Recorro à minha tragédia pessoal e familiar porque não vou negar que, em meio à dor, à revolta, desejei ardentemente vingar a morte do meu primo querido. É da natureza humana, arriscaria eu, desejar o revide.

Mas é nesse momento que se faz necessário o Estado, a sociedade civil, o processo civilizatório.  E não se trata aqui de dar a outra face ou perdoar setenta vezes sete. Não.  Meu texto não se inspira na Bíblia, aquele livro que muitos dos que comemoram o massacre em Altamira dizem ler diariamente.
Minha base vem dos mundanos contratualistas. Aqueles caras chatos que todo estudante do ensino médio já ouviu falar nas aulas de Sociologia entre um bocejo e outro.

Diz a Teoria contratualista que os homens viviam no Estado de Natureza, onde cada um resolvia seus conflitos à sua maneira, com as próprias armas. Evidentemente isso levaria à guerra de todos contra todos e ameaçava a própria existência da humanidade.

Para evitar tal desfecho, firmamos um contrato social. Delegamos funções ao Estado e, assim, viemos parar aqui, neste mundo com leis, regras, normas e um presidente chamado Jair Messias Bolsonaro, que parece debochar dos princípios básicos do Estado que ele agora representa.

Ao mandar que repórteres procurem as famílias das vítimas dos mortos de Altamira é como se Bolsonaro nos dissesse: abram mão da sociedade civil, das leis, da Justiça.  Voltem ao Estado de natureza. Saúdem a vingança, a barbárie.  Deem fim ao império da lei.

E é com isso que concordamos quando aceitamos com naturalidade e, pior, sob aplausos, que 58 indivíduos sejam encurralados, decapitados, queimados vivos.
“Lá não tinha ninguém bonzinho”, alguém argumenta. É possível que não. Mas comemorar o amontoado de cabeças em sacos plásticos e o odor fétido dos corpos queimados impregnado  nas narinas de pais, mães, esposas e filhos nos faz incomparavelmente piores do que aqueles a quem julgamos e condenamos, não sob o império da lei, mas sob o império do que há de mais primitivo em nós.

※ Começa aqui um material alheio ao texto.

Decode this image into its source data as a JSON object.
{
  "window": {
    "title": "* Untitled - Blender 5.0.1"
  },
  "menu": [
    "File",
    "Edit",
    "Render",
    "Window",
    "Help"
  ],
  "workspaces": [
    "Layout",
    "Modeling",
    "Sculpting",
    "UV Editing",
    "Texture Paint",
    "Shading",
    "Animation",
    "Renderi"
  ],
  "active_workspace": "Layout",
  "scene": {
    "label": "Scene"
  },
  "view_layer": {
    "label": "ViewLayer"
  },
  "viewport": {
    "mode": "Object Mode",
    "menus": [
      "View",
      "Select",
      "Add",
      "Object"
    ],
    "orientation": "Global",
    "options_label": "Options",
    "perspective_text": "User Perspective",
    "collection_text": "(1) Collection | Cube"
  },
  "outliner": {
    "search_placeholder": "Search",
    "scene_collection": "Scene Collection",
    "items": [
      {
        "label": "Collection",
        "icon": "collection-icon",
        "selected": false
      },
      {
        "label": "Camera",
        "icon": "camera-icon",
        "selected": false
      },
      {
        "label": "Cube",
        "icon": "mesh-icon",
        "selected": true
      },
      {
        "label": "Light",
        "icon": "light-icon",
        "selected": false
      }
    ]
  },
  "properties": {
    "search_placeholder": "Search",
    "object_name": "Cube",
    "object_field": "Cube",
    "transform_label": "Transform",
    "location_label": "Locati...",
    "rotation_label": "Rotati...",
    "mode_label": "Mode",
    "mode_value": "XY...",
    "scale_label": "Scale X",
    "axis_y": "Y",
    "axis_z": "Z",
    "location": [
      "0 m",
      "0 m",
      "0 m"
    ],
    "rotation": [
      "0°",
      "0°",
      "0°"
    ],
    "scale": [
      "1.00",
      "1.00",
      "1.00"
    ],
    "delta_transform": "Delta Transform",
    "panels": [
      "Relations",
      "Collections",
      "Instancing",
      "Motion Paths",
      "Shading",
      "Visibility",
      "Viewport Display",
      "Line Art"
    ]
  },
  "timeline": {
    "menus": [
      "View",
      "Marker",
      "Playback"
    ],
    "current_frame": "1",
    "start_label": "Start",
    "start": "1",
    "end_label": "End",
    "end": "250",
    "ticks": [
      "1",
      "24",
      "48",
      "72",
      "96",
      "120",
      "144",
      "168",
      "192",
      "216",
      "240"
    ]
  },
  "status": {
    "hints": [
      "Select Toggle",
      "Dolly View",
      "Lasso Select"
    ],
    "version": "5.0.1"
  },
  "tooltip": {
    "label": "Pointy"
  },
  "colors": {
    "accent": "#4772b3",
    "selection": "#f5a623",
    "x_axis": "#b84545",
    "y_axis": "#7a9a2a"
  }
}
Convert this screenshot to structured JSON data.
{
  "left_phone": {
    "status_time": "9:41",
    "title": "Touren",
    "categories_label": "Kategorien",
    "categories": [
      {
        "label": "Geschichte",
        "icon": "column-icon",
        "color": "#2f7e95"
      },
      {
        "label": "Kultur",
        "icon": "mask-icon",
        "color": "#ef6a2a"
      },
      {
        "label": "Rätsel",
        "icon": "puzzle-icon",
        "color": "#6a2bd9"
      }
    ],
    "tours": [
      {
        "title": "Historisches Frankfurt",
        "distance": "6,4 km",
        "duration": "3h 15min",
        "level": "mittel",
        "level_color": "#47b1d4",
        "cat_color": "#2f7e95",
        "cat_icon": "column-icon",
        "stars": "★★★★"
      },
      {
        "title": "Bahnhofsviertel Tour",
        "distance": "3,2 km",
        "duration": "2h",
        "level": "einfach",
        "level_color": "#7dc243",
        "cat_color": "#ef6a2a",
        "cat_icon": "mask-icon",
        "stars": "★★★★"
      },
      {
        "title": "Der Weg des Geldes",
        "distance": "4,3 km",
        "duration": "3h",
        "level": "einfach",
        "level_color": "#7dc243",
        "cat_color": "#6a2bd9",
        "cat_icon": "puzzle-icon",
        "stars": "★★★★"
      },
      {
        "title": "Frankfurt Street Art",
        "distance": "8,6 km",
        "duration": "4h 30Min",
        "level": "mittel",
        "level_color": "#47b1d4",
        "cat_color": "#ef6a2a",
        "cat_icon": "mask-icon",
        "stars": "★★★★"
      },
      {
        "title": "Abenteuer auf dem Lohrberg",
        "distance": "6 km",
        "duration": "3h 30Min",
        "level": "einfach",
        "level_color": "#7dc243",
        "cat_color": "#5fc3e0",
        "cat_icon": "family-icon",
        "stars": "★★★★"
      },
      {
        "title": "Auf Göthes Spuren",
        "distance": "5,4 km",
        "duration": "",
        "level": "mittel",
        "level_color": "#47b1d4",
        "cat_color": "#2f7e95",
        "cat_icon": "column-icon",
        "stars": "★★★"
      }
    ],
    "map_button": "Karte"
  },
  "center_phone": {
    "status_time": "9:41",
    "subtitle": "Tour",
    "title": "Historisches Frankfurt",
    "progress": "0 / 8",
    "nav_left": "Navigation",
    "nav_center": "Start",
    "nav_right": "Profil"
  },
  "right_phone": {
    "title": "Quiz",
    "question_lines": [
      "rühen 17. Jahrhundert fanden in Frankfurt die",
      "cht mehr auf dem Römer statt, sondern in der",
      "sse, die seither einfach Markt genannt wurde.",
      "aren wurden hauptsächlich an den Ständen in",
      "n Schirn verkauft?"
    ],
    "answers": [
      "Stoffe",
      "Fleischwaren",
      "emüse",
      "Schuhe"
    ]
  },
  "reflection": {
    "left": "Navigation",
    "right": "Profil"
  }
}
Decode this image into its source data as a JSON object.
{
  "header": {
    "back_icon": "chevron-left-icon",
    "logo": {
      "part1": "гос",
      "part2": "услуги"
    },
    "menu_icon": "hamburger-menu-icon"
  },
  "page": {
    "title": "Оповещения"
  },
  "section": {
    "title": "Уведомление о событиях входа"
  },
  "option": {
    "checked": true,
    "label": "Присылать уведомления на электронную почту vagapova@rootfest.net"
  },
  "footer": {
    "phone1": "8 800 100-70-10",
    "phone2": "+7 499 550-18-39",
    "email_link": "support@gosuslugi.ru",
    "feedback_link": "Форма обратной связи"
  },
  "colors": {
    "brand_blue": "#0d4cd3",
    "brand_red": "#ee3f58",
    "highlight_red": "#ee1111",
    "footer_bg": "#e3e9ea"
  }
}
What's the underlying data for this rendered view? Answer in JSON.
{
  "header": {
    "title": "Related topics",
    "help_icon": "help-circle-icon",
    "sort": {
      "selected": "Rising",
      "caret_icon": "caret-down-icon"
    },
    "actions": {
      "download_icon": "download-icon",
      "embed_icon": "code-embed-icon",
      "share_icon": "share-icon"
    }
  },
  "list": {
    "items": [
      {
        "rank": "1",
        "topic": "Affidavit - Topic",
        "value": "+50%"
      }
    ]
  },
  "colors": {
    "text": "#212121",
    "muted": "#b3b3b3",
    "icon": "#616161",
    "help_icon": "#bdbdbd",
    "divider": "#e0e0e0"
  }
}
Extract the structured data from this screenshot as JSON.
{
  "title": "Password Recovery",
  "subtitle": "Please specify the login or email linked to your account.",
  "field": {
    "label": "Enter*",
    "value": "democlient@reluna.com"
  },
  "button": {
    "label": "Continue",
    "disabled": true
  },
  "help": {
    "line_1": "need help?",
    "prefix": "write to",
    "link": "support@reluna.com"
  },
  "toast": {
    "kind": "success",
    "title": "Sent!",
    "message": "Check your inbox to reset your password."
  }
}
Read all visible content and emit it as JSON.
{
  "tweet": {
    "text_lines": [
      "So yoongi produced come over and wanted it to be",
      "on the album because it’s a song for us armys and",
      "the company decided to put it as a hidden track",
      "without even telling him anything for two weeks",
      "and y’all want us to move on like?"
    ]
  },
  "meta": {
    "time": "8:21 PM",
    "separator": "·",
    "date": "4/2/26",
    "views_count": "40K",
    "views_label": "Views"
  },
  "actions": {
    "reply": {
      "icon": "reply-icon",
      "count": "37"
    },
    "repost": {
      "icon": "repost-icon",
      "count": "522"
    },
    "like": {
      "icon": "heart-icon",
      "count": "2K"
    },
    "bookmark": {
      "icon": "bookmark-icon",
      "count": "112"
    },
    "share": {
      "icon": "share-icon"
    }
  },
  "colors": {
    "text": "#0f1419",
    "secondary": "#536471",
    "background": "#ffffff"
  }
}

Desejar abrir mão do mínimo  de dignidade, mesmo para aqueles que nos fizeram muito mal, é colocar em risco nossa própria humanidade. 
“Falar em dignidade para vagabundo é fácil, porque não foi com você”, é o que ouço às vezes quando falo de direitos humanos.  Não me venham com essa. Minha história pessoal e familiar está aí. Já estive no  lugar de vítima, sei a dor que é e sei também que tragédia maior seria aderir à barbárie em nome da minha dor.

Este texto não é uma defesa dos mortos de Altamira, mas sim de pais, mães e filhos que perderam filhos para a violência, incluindo minha tia Helena. São pessoas que sofreram um trauma, muitas vezes irrecuperável, mas que podem acordar, olharem-se no espelho e dizer: “mesmo diante do ódio e da covardia, eu não me desumanizei”.